Corrompre, détruire, ruiner en détériorant.
Le verbe διαφθείρω signifie corrompre, détruire, détériorer ou ruiner. Sa logique grecque associe l’altération et la perte d’intégrité. Il ne désigne pas seulement une destruction extérieure ; il peut parler d’une corruption intérieure qui rend une réalité impropre, faussée ou inutilisable. Pour l’expliquer correctement, il faut demander ce qui est corrompu : une personne, une conduite, une communauté, une terre, une pensée, une relation ou une réalité matérielle. διαφθείρω peut avoir une nuance morale, sociale ou physique selon le co-texte. Le mot invite à distinguer simple dommage et corruption profonde. Une chose peut être abîmée en surface ; ici, l’idée peut aller jusqu’à la dégradation de la nature même ou de la vocation d’une réalité. Sa nuance centrale est celle d’une détérioration qui détruit la forme juste. Le co-texte précise si l’accent tombe sur la violence, la souillure, la ruine ou la perversion. διαφθείρω aide donc à nommer un mal qui ne reste pas neutre : il altère, déforme et peut entraîner la destruction.
Dans l’univers biblique, la corruption est souvent liée à la violence, à l’idolâtrie et à la déformation de ce que Dieu a créé bon. L’Ancien Testament parle d’une terre corrompue, de voies perverties, de peuples qui se détruisent par l’injustice. Cette sensibilité éclaire διαφθείρω. Corrompre, ce n’est pas seulement casser ; c’est faire perdre à une réalité sa droiture, sa pureté ou sa vocation. Pour un lecteur moderne, la corruption évoque souvent l’argent, la politique ou les abus institutionnels. La pensée biblique est plus large : le cœur, la parole, la justice, le culte et la création peuvent être corrompus. Le mot invite donc à regarder les effets du mal dans la durée. Ce qui est corrompu ne fonctionne plus selon l’ordre voulu par Dieu. διαφθείρω rappelle aussi que la destruction morale et la destruction concrète sont souvent liées. Le péché ne reste pas seulement intérieur ; il déforme les relations et peut ravager un peuple ou un monde. Le mot appelle une vigilance devant tout ce qui altère la vie donnée par Dieu.

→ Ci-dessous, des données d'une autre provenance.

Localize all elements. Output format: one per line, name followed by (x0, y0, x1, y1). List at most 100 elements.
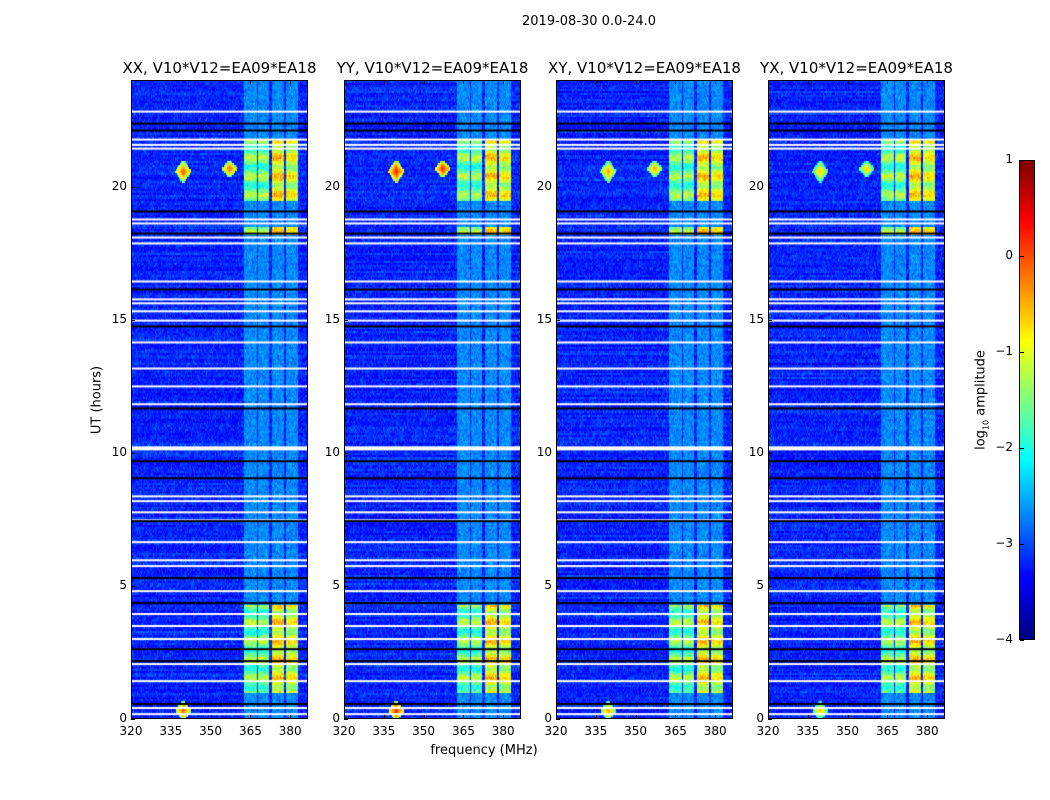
y-tick-mark (768, 186, 772, 188)
y-tick-mark (131, 319, 135, 321)
x-tick-mark (463, 715, 465, 719)
colorbar-tick-label: 1 (1005, 152, 1013, 166)
y-tick-mark (131, 719, 135, 720)
y-tick-mark (131, 452, 135, 454)
x-tick-label: 320 (756, 724, 780, 738)
x-tick-mark (927, 80, 929, 84)
panel-title: XY, V10*V12=EA09*EA18 (548, 59, 741, 77)
heatmap-image (769, 81, 944, 718)
heatmap-image (132, 81, 307, 718)
x-tick-mark (556, 80, 557, 84)
x-axis-label: frequency (MHz) (430, 743, 538, 758)
y-tick-mark (556, 452, 560, 454)
x-tick-mark (170, 715, 172, 719)
y-tick-label: 15 (324, 311, 340, 326)
x-tick-mark (383, 80, 385, 84)
y-tick-label: 15 (536, 311, 552, 326)
y-tick-label: 0 (332, 711, 340, 725)
colorbar-tick-label: −4 (995, 632, 1013, 646)
x-tick-label: 335 (796, 724, 820, 738)
x-tick-mark (715, 80, 717, 84)
x-tick-label: 365 (451, 724, 475, 738)
panel-title: YX, V10*V12=EA09*EA18 (760, 59, 953, 77)
y-tick-label: 0 (544, 711, 552, 725)
x-tick-label: 380 (915, 724, 939, 738)
colorbar-tick-mark (1020, 640, 1024, 641)
heatmap-panel-3 (556, 80, 733, 719)
x-tick-mark (595, 80, 597, 84)
y-tick-mark (131, 186, 135, 188)
colorbar-tick-mark (1020, 256, 1024, 257)
x-tick-mark (927, 715, 929, 719)
y-tick-mark (556, 719, 560, 720)
y-tick-label: 5 (332, 577, 340, 592)
x-tick-mark (715, 715, 717, 719)
x-tick-mark (503, 80, 505, 84)
x-tick-mark (847, 715, 849, 719)
colorbar-tick-mark (1020, 160, 1024, 161)
colorbar-tick-label: 0 (1005, 248, 1013, 262)
x-tick-label: 365 (238, 724, 262, 738)
y-tick-label: 15 (111, 311, 127, 326)
x-tick-mark (675, 80, 677, 84)
colorbar-tick-mark (1020, 448, 1024, 449)
y-tick-label: 20 (748, 178, 764, 193)
x-tick-mark (635, 80, 637, 84)
panel-title: XX, V10*V12=EA09*EA18 (122, 59, 317, 77)
y-tick-mark (344, 585, 348, 587)
heatmap-image (557, 81, 732, 718)
y-axis-label: UT (hours) (89, 365, 105, 435)
x-tick-label: 380 (491, 724, 515, 738)
x-tick-label: 365 (875, 724, 899, 738)
panel-title: YY, V10*V12=EA09*EA18 (336, 59, 529, 77)
x-tick-mark (423, 715, 425, 719)
heatmap-panel-2 (344, 80, 521, 719)
x-tick-mark (595, 715, 597, 719)
colorbar-tick-mark (1020, 352, 1024, 353)
x-tick-label: 350 (836, 724, 860, 738)
x-tick-mark (250, 80, 252, 84)
y-tick-mark (131, 585, 135, 587)
x-tick-mark (768, 80, 769, 84)
x-tick-label: 335 (372, 724, 396, 738)
x-tick-label: 320 (544, 724, 568, 738)
colorbar (1019, 160, 1035, 640)
y-tick-label: 10 (324, 444, 340, 459)
x-tick-mark (556, 715, 557, 719)
colorbar-label-rest: amplitude (973, 350, 989, 420)
heatmap-image (345, 81, 520, 718)
y-tick-mark (556, 585, 560, 587)
y-tick-label: 20 (111, 178, 127, 193)
x-tick-mark (768, 715, 769, 719)
x-tick-mark (250, 715, 252, 719)
y-tick-label: 20 (324, 178, 340, 193)
y-tick-label: 5 (756, 577, 764, 592)
x-tick-label: 350 (412, 724, 436, 738)
x-tick-mark (635, 715, 637, 719)
x-tick-mark (344, 715, 345, 719)
x-tick-mark (210, 715, 212, 719)
x-tick-mark (847, 80, 849, 84)
x-tick-mark (503, 715, 505, 719)
colorbar-tick-label: −3 (995, 536, 1013, 550)
y-tick-mark (344, 319, 348, 321)
colorbar-tick-label: −2 (995, 440, 1013, 454)
y-tick-label: 0 (119, 711, 127, 725)
y-tick-mark (556, 319, 560, 321)
y-tick-mark (768, 719, 772, 720)
colorbar-label: log10 amplitude (974, 350, 991, 450)
x-tick-mark (210, 80, 212, 84)
y-tick-mark (344, 452, 348, 454)
x-tick-label: 335 (159, 724, 183, 738)
y-tick-mark (556, 186, 560, 188)
x-tick-mark (383, 715, 385, 719)
y-tick-label: 10 (536, 444, 552, 459)
x-tick-label: 335 (584, 724, 608, 738)
y-tick-mark (344, 719, 348, 720)
y-tick-mark (344, 186, 348, 188)
x-tick-label: 380 (703, 724, 727, 738)
x-tick-mark (463, 80, 465, 84)
x-tick-mark (344, 80, 345, 84)
figure-title: 2019-08-30 0.0-24.0 (522, 14, 656, 29)
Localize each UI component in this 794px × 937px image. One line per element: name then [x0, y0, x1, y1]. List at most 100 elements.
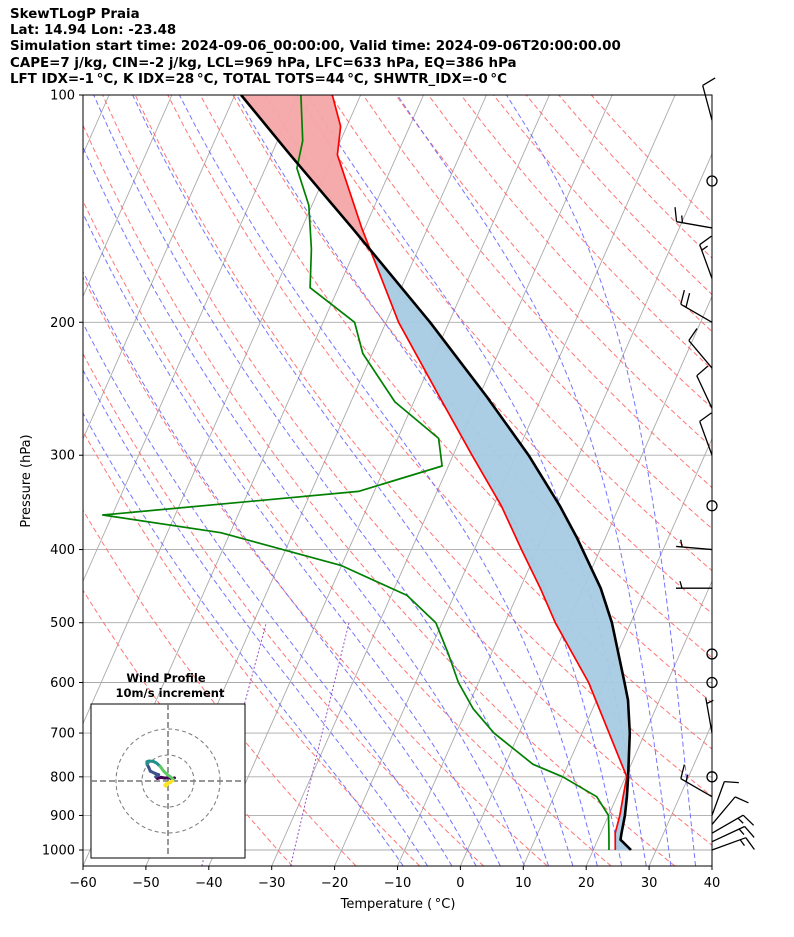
inset-subtitle: 10m/s increment [116, 686, 225, 700]
barb-half-feather [680, 539, 683, 548]
chart-title: SkewTLogP Praia [10, 7, 140, 22]
x-tick-label: −50 [132, 876, 159, 891]
calm-wind-circle [706, 175, 718, 187]
time-line: Simulation start time: 2024-09-06_00:00:… [10, 39, 621, 55]
cape-line: CAPE=7 j/kg, CIN=-2 j/kg, LCL=969 hPa, L… [10, 55, 517, 71]
wind-barb [702, 77, 716, 121]
y-tick-label: 600 [50, 676, 75, 691]
y-tick-label: 800 [50, 770, 75, 785]
calm-wind-circle [706, 676, 718, 689]
calm-wind-circle [706, 771, 718, 783]
x-tick-label: 30 [641, 876, 658, 891]
moist-adiabat [83, 322, 453, 866]
wind-barb [676, 580, 712, 589]
barb-half-feather [681, 215, 684, 223]
barb-shaft [696, 375, 713, 409]
temperature-line [331, 95, 628, 851]
dry-adiabat [525, 95, 712, 296]
barb-half-feather [737, 817, 744, 824]
y-axis-ticks: 100 200 300 400 500 600 700 800 900 1000 [42, 89, 83, 859]
x-tick-label: 40 [704, 876, 721, 891]
y-tick-label: 500 [50, 616, 75, 631]
inset-body [91, 704, 245, 858]
barb-shaft [688, 340, 713, 369]
dry-adiabat [167, 95, 712, 750]
isotherm-line [83, 95, 299, 583]
background-lines [83, 95, 712, 866]
moist-adiabat [83, 212, 501, 866]
barb-half-feather [739, 839, 745, 847]
moist-adiabat [506, 95, 697, 866]
moist-adiabat [83, 369, 429, 866]
wind-barb [680, 764, 713, 798]
barb-feather [699, 412, 712, 422]
barb-feather [685, 292, 691, 308]
moist-adiabat [132, 95, 574, 866]
wind-barb [711, 814, 755, 834]
parcel-line [240, 95, 632, 851]
barb-feather [724, 780, 739, 784]
y-tick-label: 400 [50, 543, 75, 558]
profile-lines [101, 95, 632, 851]
hodograph-inset: Wind Profile 10m/s increment [90, 671, 246, 859]
wind-barb [676, 539, 713, 551]
wind-barb [688, 328, 713, 369]
cape-area [371, 253, 631, 850]
hodograph-segment [167, 779, 175, 785]
wind-barb [711, 780, 739, 816]
wind-barb [711, 796, 749, 825]
barb-feather [745, 837, 755, 850]
x-axis-ticks: −60 −50 −40 −30 −20 −10 0 10 20 30 40 [69, 866, 720, 891]
isotherm-line [83, 95, 173, 298]
chart-header: SkewTLogP Praia Lat: 14.94 Lon: -23.48 S… [10, 7, 621, 88]
barb-feather [674, 207, 678, 222]
location-line: Lat: 14.94 Lon: -23.48 [10, 23, 177, 39]
wind-barb [699, 412, 713, 456]
dry-adiabat [297, 95, 712, 572]
wind-barb [699, 235, 713, 279]
barb-feather [699, 235, 712, 246]
moist-adiabat [236, 95, 623, 866]
y-tick-label: 300 [50, 449, 75, 464]
dry-adiabat [395, 95, 712, 448]
isotherm-line [208, 95, 550, 866]
dry-adiabat [83, 123, 676, 866]
barb-shaft [699, 421, 713, 456]
moist-adiabat [83, 146, 525, 866]
dry-adiabat [83, 352, 484, 866]
inset-title: Wind Profile [126, 671, 206, 685]
barb-feather [680, 289, 685, 305]
barb-shaft [676, 221, 713, 229]
wind-barb [711, 825, 755, 843]
moist-adiabat [83, 412, 404, 866]
barb-feather [744, 826, 755, 838]
y-tick-label: 200 [50, 316, 75, 331]
indices-line: LFT IDX=-1 °C, K IDX=28 °C, TOTAL TOTS=4… [10, 71, 507, 87]
barb-shaft [702, 85, 713, 121]
isotherm-line [83, 95, 236, 440]
isotherm-line [711, 864, 712, 866]
isotherm-line [459, 295, 712, 866]
barb-feather [680, 764, 685, 779]
isotherm-line [585, 580, 712, 866]
barb-half-feather [706, 699, 714, 705]
barb-half-feather [685, 774, 689, 782]
isotherm-line [83, 95, 362, 725]
dry-adiabat [558, 95, 712, 259]
x-tick-label: 0 [456, 876, 464, 891]
x-tick-label: −10 [384, 876, 411, 891]
x-tick-label: −60 [69, 876, 96, 891]
barb-feather [734, 796, 749, 804]
moist-adiabat [178, 95, 598, 866]
mixing-ratio-line [290, 622, 350, 866]
wind-barb [680, 289, 713, 323]
barb-half-feather [738, 828, 745, 835]
x-tick-label: 10 [515, 876, 532, 891]
barb-feather [702, 77, 716, 87]
x-tick-label: −20 [321, 876, 348, 891]
wind-barb [696, 365, 713, 409]
wind-barb [705, 697, 714, 734]
x-axis-label: Temperature ( °C) [340, 897, 456, 912]
y-tick-label: 700 [50, 727, 75, 742]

Un lecteur moderne peut limiter διαφθείρω à l’idée de corruption administrative ou de destruction matérielle. Le mot est plus large. Il peut signifier corrompre, détériorer, ruiner, détruire. La clarification principale est de regarder le type d’altération en jeu. Est-ce une corruption morale ? une ruine physique ? une perversion d’enseignement ? une destruction sociale ? Le co-texte doit décider. Dans une culture qui parle souvent de « dysfonctionnement », διαφθείρω emploie un langage plus grave : quelque chose est abîmé dans son intégrité. Il ne faut pas l’utiliser pour dramatiser une simple imperfection, mais il ne faut pas non plus l’affaiblir. Le mot aide à reconnaître les processus qui détruisent de l’intérieur : mensonge, violence, convoitise, idolâtrie, abus de pouvoir. Sa nuance centrale est une altération destructrice. Il invite à demander non seulement ce qui est perdu, mais ce qui a été déformé. διαφθείρω rappelle que le mal peut agir comme une corrosion morale : il transforme progressivement une réalité jusqu’à la rendre contraire à sa vocation.
Le verbe exprime la destruction ou la corruption d’une réalité jusqu’à sa ruine.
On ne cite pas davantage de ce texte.